Sous l’impulsion de Malika Benyahia, la nièce d’Abdel, Nos frangins a été projeté en « travaillant sur l’esprit critique, en l’englobant dans les faits réels », explique la jeune femme, une projection au cinéma L’Etoile qui a fait salle pleine. Pour parvenir à mieux en rendre compte, la fiction était précédée du documentaire « Abdel pour mémoire » réalisé par Mogniss H. Abdallah. Ce petit film de 20 minutes, monté en 1988 la veille du procès à Bobigny, retrace le combat de la famille pour obtenir une condamnation, épaulée pour cela par le collectif « Justice pour Abdel ». Autre manière d’englober la fiction, un débat a suivi la double projection/hommage. Des Courneuvien-ne-s de tous âges, ayant connu ou pas cette époque, ont pu prendre la parole, en présence des élu-e-s Rachid Maiza, Didier Broch, Corinne Cadays-Delhome, Sonia Tendron, Nadia Chahboune, Moudou Saadi et Mehdi Hafsi. Des documents de l’époque étaient par ailleurs exposés dans un couloir du cinéma.
« Abdel, Malik : plus jamais ça »
A partir d’images d’archives prises « de l’autre côté du périph », le documentaire rétablir les faits. « Nous étions neuf garçons dans la famille, alors que dans le film n’apparaît qu’un seul fils », critique Mustapha Benyahia, un frère ainé. Or, les deux parents et leurs huit fils ont été soudés dans le combat pour la vérité, avec un père offensif, qui détonne par rapport à l’image effacée, incrédule, voire apathique, présentée dans le film. Contrairement à sa présentation, les étapes de la bataille pour la reconnaissance de l’assassinat y sont décrites, et en particulier la marche silencieuse du 9 décembre 1986, de la cité des 4000 jusqu’aux Quatre-Chemins à Pantin, où 2000 personnes brandissent des banderoles « Abdel, Malik : plus jamais ça ». Il montre aussi la grande manifestation du 10 décembre à Paris où les effigies d’Abdel et Malik défilent côté à côte. Et un meeting important à La Courneuve le 9 janvier suivant exigeant la condamnation du policier assassin et où étaient présents la famille mais aussi l’avocat Jacques Vergès et le maire de La Courneuve d’alors, James Marson, qui a apporté le soutien de la Ville de bout en bout.
L’enjeu de ce combat était de montrer que la mort d’Abdel n’était pas un simple fait divers de banlieue, mais bien le produit d’un racisme systémique.

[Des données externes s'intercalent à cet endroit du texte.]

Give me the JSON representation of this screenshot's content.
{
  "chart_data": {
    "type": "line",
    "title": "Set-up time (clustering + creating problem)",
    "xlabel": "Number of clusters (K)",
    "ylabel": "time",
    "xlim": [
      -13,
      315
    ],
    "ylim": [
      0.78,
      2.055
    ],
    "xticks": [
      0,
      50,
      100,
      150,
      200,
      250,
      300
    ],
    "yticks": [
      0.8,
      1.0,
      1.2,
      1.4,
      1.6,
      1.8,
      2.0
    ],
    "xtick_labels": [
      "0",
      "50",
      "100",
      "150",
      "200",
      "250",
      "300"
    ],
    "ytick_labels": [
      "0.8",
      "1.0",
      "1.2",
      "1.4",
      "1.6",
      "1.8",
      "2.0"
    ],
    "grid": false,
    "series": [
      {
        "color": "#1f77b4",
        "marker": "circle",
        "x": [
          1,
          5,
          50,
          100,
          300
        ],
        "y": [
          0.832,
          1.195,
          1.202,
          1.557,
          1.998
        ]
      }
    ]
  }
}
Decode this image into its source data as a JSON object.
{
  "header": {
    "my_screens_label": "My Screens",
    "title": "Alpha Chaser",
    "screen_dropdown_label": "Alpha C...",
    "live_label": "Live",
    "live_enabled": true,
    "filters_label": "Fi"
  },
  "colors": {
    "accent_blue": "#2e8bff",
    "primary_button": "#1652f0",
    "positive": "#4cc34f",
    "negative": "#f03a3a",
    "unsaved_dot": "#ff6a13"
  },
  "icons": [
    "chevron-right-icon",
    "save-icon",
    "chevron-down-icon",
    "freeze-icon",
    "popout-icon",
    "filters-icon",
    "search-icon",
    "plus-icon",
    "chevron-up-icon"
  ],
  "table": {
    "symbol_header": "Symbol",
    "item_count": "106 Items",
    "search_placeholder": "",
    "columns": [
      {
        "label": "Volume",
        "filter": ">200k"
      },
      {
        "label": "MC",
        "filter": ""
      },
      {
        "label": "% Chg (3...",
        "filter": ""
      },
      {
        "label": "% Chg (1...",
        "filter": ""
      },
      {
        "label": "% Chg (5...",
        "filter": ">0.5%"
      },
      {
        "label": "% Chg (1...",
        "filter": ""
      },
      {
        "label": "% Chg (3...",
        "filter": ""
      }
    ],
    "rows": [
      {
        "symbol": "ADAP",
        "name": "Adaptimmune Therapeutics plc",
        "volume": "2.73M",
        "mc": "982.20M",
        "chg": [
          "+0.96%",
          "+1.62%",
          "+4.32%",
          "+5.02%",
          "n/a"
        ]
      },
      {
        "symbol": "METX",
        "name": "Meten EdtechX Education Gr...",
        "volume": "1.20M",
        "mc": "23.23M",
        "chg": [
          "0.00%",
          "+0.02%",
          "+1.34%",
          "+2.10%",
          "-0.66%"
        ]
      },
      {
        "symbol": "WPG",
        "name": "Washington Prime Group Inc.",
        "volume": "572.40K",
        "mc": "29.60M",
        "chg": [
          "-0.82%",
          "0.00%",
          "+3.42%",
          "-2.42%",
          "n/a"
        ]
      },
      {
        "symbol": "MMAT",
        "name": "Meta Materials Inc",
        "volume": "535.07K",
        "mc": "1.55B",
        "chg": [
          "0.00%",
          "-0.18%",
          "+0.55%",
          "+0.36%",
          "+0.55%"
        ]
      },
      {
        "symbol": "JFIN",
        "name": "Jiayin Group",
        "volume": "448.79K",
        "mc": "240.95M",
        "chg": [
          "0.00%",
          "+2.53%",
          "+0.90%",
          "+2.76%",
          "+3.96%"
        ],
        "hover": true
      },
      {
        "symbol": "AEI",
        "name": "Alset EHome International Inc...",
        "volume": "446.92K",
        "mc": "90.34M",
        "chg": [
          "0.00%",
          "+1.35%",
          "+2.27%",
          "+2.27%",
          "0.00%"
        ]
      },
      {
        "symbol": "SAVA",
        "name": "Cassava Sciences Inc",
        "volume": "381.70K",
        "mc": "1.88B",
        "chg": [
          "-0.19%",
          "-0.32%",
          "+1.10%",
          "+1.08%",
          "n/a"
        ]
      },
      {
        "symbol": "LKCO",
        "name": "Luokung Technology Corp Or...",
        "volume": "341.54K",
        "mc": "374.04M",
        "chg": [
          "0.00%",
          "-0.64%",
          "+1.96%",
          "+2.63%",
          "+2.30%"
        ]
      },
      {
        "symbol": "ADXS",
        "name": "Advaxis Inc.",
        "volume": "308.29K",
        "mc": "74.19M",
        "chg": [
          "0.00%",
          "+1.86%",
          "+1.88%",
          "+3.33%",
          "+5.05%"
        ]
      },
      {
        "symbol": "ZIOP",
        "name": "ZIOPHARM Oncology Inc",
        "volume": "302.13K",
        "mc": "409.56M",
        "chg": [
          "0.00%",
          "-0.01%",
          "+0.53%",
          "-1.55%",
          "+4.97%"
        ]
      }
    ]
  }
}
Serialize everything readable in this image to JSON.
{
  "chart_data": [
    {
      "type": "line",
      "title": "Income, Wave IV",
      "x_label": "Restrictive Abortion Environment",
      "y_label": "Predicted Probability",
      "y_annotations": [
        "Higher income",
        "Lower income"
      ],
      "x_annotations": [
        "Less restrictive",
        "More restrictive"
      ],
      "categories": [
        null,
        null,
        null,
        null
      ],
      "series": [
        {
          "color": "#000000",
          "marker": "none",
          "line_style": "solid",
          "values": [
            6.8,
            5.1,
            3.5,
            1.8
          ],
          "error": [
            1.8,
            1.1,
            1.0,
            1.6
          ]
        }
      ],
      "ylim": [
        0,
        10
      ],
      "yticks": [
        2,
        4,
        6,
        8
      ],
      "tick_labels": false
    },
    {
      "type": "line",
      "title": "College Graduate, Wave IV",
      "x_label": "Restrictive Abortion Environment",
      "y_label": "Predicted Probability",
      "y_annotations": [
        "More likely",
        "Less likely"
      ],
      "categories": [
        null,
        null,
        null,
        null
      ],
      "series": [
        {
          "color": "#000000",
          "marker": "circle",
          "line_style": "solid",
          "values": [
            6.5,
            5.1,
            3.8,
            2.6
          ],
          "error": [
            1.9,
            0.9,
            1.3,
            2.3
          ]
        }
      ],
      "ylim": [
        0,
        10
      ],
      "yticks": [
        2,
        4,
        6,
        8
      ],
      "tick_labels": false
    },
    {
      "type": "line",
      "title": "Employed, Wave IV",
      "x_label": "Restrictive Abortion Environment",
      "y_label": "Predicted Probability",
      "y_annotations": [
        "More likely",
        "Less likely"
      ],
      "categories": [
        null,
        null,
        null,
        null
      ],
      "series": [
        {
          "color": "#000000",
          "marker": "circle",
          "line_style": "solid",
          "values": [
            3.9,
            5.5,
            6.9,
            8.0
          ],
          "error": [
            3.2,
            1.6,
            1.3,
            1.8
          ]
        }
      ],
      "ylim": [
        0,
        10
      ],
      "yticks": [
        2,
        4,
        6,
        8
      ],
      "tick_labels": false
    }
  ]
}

Dans un document exposé au cinéma, lors d’une conférence de presse le 8 décembre 1986, Hamza Benyahia brandit la carte d’identité française de son fils Abdel en clamant : « Cela ne l’a pas protégé ! ». Cette bataille a porté ses fruits, le policier ayant été condamné à 7 ans de prison le 25 novembre 1988 au tribunal de Bobigny. De l’avis de tous, cet engagement a permis une prise de conscience, Hakim Benyahia relevant dans le débat que « sans sous-estimer l’autre famille, notre affaire a fait jurisprudence car le policier a été condamné à de la prison ferme. » 36 ans après le meurtre, le sujet demeure d’actualité : si le peloton des voltigeurs, dont des membres avaient tué Malik, a bien été dissous après le drame, il a été reconstitué en 2018 par Emmanuel Macron dans le contexte des manifestations de Gilets Jaunes. Aujourd’hui c’est la nièce Malika Benyahia qui poursuit ce combat contre les violences policières. La transmission s’est bien faite.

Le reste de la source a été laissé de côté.